Portrait Physique des particules

Reina Camacho Toro est chercheuse au LPNHE, sur l’expérience ATLAS du LHC dont elle prendra en octobre la direction d’un groupe d’analyse. Fortement impliquée dans le développement de l’éducation scientifique dans les pays d’Amérique Latine, elle a fondé et coordonne plusieurs projets dans ce but. Son travail dans l’enseignement supérieur lui permet aussi de mettre en avant les valeurs fortes qu’elle défend : science ouverte, partage de données et diversité.

À la question « quelle est la plus grande force des collaborations scientifiques internationales ? », Reina Camacho Toro répond, sans hésitation aucune : « la diversité ». « Je conseille toujours à mes étudiants et étudiantes de travailler un peu à l’étranger, pour s’ouvrir à cette diversité. » Reina a commencé ses études de physique au Venezuela. Curieuse, elle avait « besoin de comprendre la nature, expliquer les phénomènes physiques, comment tout fonctionnait. La physique des particules est arrivée au fil de l’eau, avec mes expériences. » Elle a notamment décroché une bourse d’études HELEN pour réaliser un stage au LPNHE à Paris qui la plonge dans le bain de la physique des saveurs. Dès 2009, elle s’engage dans la recherche autour d’ATLAS au LHC lors de sa thèse au LPC à Clermont-Ferrand. Ensuite, la chercheuse vénézuélienne enchaîne plusieurs post-doctorats à l’étranger, toujours sur ATLAS, avant de revenir en France, au LPNHE, pour être titularisée.
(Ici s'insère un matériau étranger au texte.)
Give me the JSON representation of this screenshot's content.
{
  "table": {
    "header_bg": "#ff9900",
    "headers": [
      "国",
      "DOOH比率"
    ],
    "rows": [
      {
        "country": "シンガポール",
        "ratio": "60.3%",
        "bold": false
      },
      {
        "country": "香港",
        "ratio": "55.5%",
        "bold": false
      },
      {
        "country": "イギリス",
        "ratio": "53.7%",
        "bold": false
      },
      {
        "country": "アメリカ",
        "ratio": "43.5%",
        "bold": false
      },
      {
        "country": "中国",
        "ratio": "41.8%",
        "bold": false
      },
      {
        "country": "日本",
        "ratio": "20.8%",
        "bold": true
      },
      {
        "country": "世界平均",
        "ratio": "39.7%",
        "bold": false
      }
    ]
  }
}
« Quand j’ai commencé à chercher des postes permanents, la France était l’option qui me plaisait le plus. Au cours de mon stage au LPNHE et de ma thèse au LPC, j’avais bien aimé le fonctionnement de l’institut. Je trouve qu’il offre de nombreuses opportunités aux jeunes chercheurs et chercheuses. » Reina est très engagée sur les questions liées à la place faite aux jeunes scientifiques dans les grandes collaborations : elle faisait partie de 2019 à février 2021 du Early Career Scientists Board (Conseil pour les scientifiques en début de carrière) de la collaboration ATLAS, qui s’assure que leur voix soit prise en compte. À partir d’octobre 2021, après plus de 10 ans de recherche auprès d’ATLAS, Reina sera pendant deux ans, à la tête d’une équipe de recherche au sein de l’expérience : le groupe « Jets et énergie manquante » au LHC. Cette nomination marque d’une pierre blanche la carrière de la chercheuse et son investissement auprès du détecteur.

Au cœur du géant

Au sein d’ATLAS, Reina partage son temps de moitié entre l’analyse des données du détecteur, notamment les propriétés du Higgs, et l’élaboration de l’instrumentation scientifique. Plus particulièrement, sur ce dernier point, elle travaille au développement et à la caractérisation de détecteurs en silicium pour la montée en puissance d’ATLAS de 2026. La montée en luminosité du LHC implique un plus grand nombre de collisions. Il faut donc mettre à jour certaines parties du détecteur, augmenter la granularité des détections pour maintenir le niveau de performance actuel. Reina travaille sur le trajectographe interne Inner Tracker (ITK). Elle teste et caractérise des petites cellules en silicium contenant chacune plusieurs milliers de pixels : elles enregistrent la trajectoire d’une particule en fonction des pixels traversés.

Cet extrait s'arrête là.